Servizi anagrafici dall'edicolante

  • TORINO

TORINO  Salvare le edicole sempre più affossate dalla crisi della carta stampata e smaltire le pratiche e quindi anche le code all’anagrafe, tutto in una volta: sembra un progetto utopistico che invece tra pochi mesi sarà possibile a Torino.

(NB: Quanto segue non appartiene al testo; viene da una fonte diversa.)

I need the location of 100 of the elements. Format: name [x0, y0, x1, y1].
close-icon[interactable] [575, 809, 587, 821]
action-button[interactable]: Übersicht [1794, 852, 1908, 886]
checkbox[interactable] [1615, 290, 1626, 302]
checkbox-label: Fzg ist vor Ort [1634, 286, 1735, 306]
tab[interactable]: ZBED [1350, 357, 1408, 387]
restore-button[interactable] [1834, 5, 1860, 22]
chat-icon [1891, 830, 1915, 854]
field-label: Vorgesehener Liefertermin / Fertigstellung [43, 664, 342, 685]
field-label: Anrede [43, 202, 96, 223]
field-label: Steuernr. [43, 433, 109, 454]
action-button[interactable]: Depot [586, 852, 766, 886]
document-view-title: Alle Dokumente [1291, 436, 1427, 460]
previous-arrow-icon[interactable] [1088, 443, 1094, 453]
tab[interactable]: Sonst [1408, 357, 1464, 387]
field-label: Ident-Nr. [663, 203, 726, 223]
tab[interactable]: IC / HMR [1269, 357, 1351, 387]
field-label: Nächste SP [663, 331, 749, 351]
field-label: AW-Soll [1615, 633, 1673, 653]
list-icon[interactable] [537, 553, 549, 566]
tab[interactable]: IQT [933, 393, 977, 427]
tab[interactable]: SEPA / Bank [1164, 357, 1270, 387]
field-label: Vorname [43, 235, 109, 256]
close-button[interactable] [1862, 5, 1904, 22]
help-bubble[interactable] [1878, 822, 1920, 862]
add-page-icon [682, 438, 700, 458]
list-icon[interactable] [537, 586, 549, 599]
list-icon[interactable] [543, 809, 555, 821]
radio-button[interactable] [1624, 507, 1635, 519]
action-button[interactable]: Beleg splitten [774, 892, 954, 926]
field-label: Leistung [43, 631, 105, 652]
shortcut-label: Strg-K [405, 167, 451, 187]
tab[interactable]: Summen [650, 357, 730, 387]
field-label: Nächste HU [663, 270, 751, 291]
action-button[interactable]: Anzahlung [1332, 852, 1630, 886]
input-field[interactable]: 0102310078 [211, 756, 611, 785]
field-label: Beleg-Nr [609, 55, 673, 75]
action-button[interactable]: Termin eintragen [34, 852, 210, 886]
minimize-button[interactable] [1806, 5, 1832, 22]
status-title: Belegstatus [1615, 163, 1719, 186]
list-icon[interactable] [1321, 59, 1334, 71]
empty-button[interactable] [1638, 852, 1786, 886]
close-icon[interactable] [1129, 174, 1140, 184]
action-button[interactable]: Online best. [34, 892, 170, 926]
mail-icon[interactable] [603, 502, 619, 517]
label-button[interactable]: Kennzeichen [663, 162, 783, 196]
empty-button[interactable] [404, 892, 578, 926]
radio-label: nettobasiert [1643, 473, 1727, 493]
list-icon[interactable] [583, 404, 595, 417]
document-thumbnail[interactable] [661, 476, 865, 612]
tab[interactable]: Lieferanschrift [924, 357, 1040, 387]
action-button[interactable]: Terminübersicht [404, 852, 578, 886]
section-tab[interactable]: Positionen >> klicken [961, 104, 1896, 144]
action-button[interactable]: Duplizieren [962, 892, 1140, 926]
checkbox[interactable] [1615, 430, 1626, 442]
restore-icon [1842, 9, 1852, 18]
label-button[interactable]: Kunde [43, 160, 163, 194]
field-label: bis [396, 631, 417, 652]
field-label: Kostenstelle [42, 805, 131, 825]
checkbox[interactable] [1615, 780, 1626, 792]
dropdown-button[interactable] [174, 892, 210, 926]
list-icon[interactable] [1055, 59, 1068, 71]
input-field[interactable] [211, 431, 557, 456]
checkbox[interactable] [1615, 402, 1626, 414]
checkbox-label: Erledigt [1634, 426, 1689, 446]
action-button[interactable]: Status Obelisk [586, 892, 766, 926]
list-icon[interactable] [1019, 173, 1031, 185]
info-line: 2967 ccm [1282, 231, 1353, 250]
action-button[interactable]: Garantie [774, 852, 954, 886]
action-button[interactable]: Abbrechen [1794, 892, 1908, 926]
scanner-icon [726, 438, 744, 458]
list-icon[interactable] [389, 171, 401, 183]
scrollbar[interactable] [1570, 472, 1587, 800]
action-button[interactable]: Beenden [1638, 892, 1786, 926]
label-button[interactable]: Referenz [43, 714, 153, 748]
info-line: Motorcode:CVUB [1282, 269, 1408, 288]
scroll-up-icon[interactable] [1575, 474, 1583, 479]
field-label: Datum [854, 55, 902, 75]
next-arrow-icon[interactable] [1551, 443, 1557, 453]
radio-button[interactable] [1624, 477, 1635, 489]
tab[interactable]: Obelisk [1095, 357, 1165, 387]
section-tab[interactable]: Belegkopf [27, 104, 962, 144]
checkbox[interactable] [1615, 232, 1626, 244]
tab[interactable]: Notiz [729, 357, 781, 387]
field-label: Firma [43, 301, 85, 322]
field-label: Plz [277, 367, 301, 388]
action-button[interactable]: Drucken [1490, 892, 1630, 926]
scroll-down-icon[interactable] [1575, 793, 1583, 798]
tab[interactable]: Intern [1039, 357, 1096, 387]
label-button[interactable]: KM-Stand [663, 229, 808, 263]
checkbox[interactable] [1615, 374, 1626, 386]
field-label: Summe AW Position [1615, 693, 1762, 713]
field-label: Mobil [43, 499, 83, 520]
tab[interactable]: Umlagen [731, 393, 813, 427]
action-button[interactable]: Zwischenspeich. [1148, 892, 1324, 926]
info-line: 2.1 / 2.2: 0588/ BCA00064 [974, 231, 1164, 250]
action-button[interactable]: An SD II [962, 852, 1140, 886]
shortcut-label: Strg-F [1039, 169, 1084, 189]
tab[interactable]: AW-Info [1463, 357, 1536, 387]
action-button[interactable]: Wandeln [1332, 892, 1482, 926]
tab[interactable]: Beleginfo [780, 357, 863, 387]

Ieri la Giunta comunale ha dato l’ok a una delibera che nel giro di poche settimane consentirà alle edicole del territorio, oltre a essere rivendite di giornali, di divenire delle “piccole anagrafi”. Gli utenti potranno recarsi dall’edicolante e chiedere il certificato di nascita, lo stato di famiglia, la residenza o altri atti solitamente appannaggio degli uffici anagrafe e stato civile e che non hanno bisogno dell’obbligo dell’ente e che grazie alla convenzione potranno essere stampati dai giornalai. Una novità, proposta dagli assessori all’Innovazione e al commercio, Paola Pisano e Alberto Sacco, che sarà in vigore da marzo utilizzando le credenziali che vengono fornite dai portali online come l’identità digitale Spid e torinofacile.it, ma anche la carta d’identità elettronica e la tessera sanitaria o altri documenti con riconoscimento digitale. Per il servizio l’utente dovrà pagare 2,50 euro per ogni documento direttamente all’edicolante a cui si aggiungerà, in caso sia necessaria,  la classica marca da bollo di 16 euro. Il tutto a due passi da casa.